Внутри самого елизаветинского истеблишмента в 1570-е годы убежденные протестанты последовательно замещали старое поколение тайных советников. Новыми назначенцами стали сэр Уолтер Милдмей, сэр Ральф Сэдлер (отсутствующий советник с самого начала правления), граф Уорик, сэр Томас Смит, сэр Фрэнсис Уолсингем и сэр Генри Сидни (лорд-губернатор Уэльса и лорд-наместник Ирландии). Да, наблюдались и исключения из этого правила: граф Сассекс был прагматиком, а сэр Джеймс Крофт – полукатоликом, он был обязан своим назначением привычке Елизаветы уравновешивать точки зрения. Кроме того, второй фаворит королевы, Кристофер Хаттон, заменивший Ноллиса при дворе на посту капитана стражи, возведенный в рыцарское достоинство и включенный в Тайный совет в 1577 году, имел антипуританские убеждения, причем до такой степени, что в 1573 году сделался объектом покушения с целью убийства. Однако преобладающей силой в Тайном совете после 1572 года были протестанты; даже позиция Хаттона отличалась неоднозначностью. Его антипуританская шкурка была куда жестче внутреннего содержания и частично отражала зависимый статус. Изначально джентльмен-пенсионер[642]
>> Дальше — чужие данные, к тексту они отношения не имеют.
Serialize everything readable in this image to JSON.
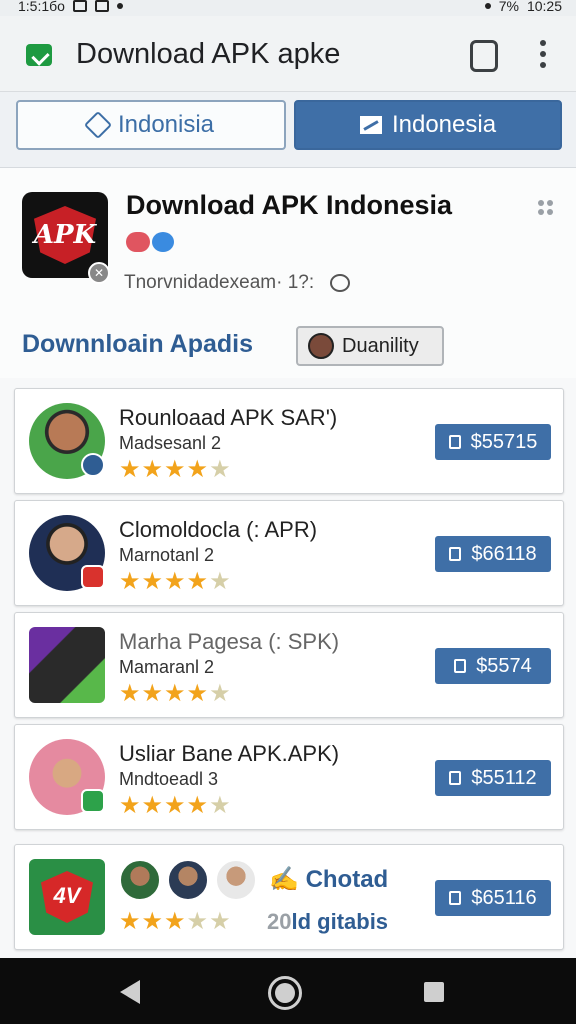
{
  "status_bar": {
    "time_left": "1:5:1бо",
    "time_right": "10:25",
    "battery": "7%"
  },
  "app_bar": {
    "title": "Download APK apke"
  },
  "lang_row": {
    "left_label": "Indonisia",
    "right_label": "Indonesia"
  },
  "hero": {
    "logo_text": "APK",
    "title": "Download APK Indonesia",
    "subtitle": "Tnorvnidadexeam· 1?:",
    "section_title": "Downnloain Apadis",
    "quality_label": "Duanility"
  },
  "items": [
    {
      "name": "Rounloaad APK SAR')",
      "sub": "Madsesanl 2",
      "rating": 4.5,
      "price": "$55715"
    },
    {
      "name": "Clomoldocla (: APR)",
      "sub": "Marnotanl 2",
      "rating": 4,
      "price": "$66118"
    },
    {
      "name": "Marha Pagesa (: SPK)",
      "sub": "Mamaranl 2",
      "rating": 3.5,
      "price": "$5574"
    },
    {
      "name": "Usliar Bane APK.APK)",
      "sub": "Mndtoeadl 3",
      "rating": 4.5,
      "price": "$55112"
    }
  ],
  "last_card": {
    "logo_text": "4V",
    "chotad": "Chotad",
    "gitabis_num": "20",
    "gitabis_text": "ld gitabis",
    "rating": 3,
    "price": "$65116"
  },
  "colors": {
    "accent": "#3f6fa7",
    "star": "#f2a31b",
    "brand_red": "#c72026",
    "green": "#1e9a41"
  }
}
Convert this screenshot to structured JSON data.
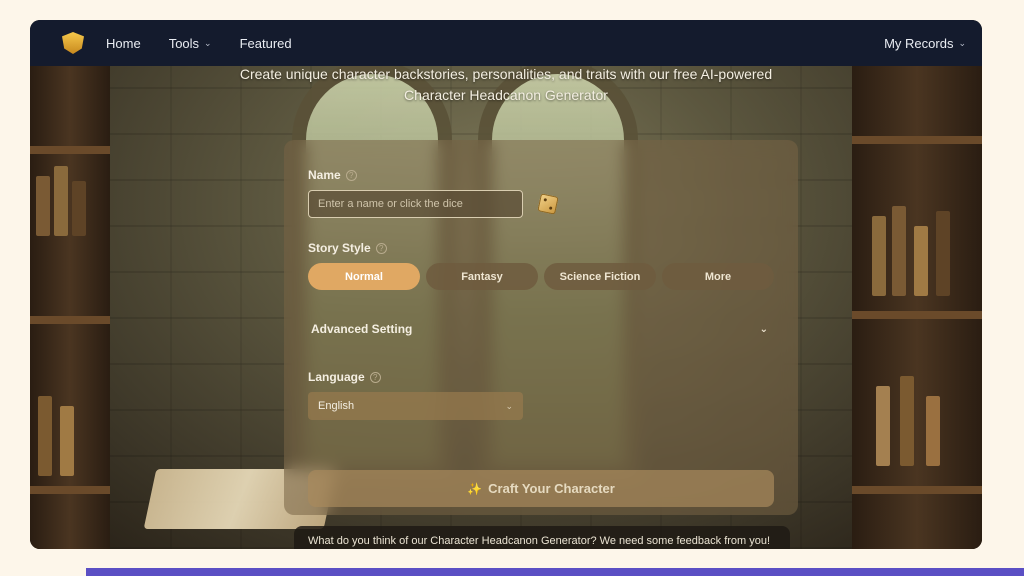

, который «дотанцевался» до должности и постоянно был должен денег Елизавете, он получил специальное задание атаковать религиозных нонконформистов[643].«Ближний круг» двора в 1570-е и начале 1580-х годов составляли Сесил, Лестер, Сассекс (ум. 1583), Бедфорд и Милдмей, к которым присоединились Уолсингем, Хаттон и сэр Томас Бромли (лорд-канцлер в 1579–1587 годах)[644]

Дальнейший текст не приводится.